We emailed every college newspaper in the country and told them that CampusWord was “the New York Times of college publications,” and invited their staff to apply for unpaid internships to build their portfolios and get national exposure. The response was surprisingly strong and we got a bunch of writers right out of the gate.

We spun up a website using an open source CMS called Joomla. The technology wasn’t great, and we hired a dev firm to build our first custom theme — which had sound effects. Every time you sat on a page for too long, a loud “bing” would pierce your ears. It was brutal.
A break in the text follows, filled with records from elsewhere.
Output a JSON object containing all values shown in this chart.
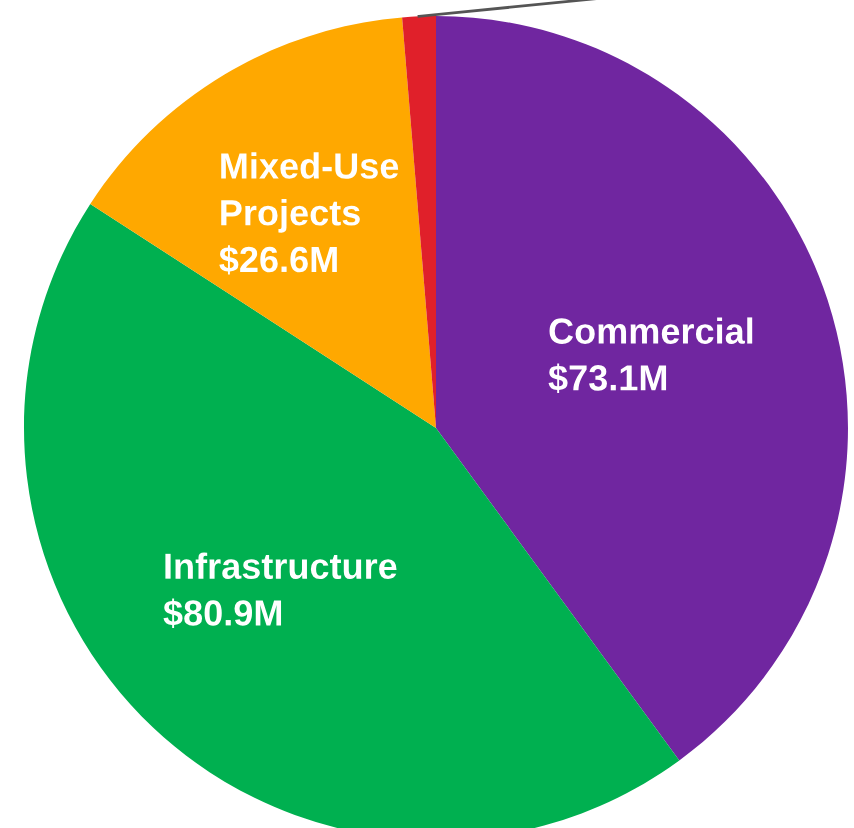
{
  "chart_data": {
    "type": "pie",
    "categories": [
      "Commercial",
      "Infrastructure",
      "Mixed-Use\nProjects",
      null
    ],
    "values": [
      73.1,
      80.9,
      26.6,
      2.4
    ],
    "value_labels": [
      "$73.1M",
      "$80.9M",
      "$26.6M",
      null
    ],
    "colors": [
      "#7026a0",
      "#00b050",
      "#ffa800",
      "#e0202a"
    ],
    "legend": false
  }
}
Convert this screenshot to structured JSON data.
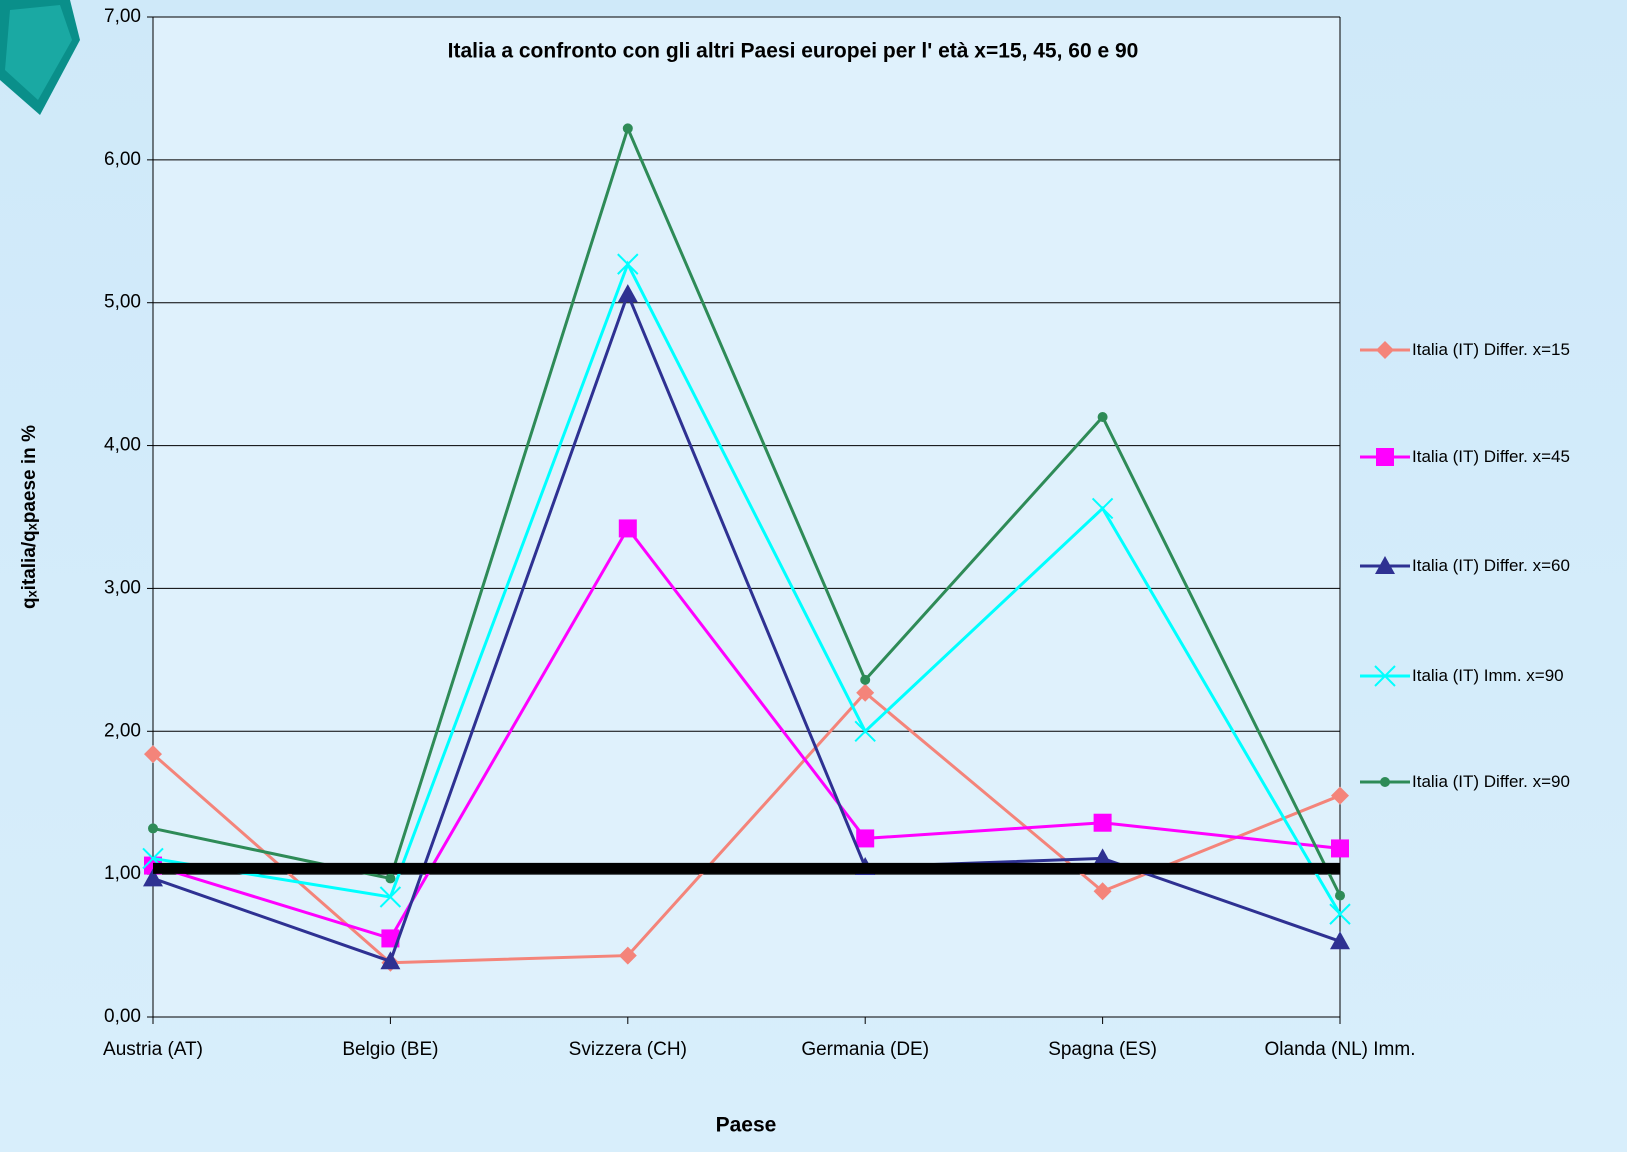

The summer after junior year, Greg moved into my house back in Massachusetts and we worked all summer on the site and growing our content base. We also convinced our pal Kevin McCarthy to join the squad. Kevin was a chem major, but he was one of the smartest guys we knew and quickly taught himself server-side programming to help us with the site.

We ran CampusWord through senior year and continued to grow in contributors and audience. After graduating, we all moved into a shithole of an apartment in Brighton (the western part of Boston). We worked around the clock on the site, making money from ad networks like Adbrite — the same network CollegeHumor used.

At our peak, some of our content contributors got picked up by CNN and Fox News. Because we had students from hundreds of universities writing content pretty freely, we ended up on the radar of major news outlets for some of the edgier content — pieces on topics ranging from concealed carry laws on campus to assault issues at different universities. We were not ready or qualified to handle the inquiries from major media outlets.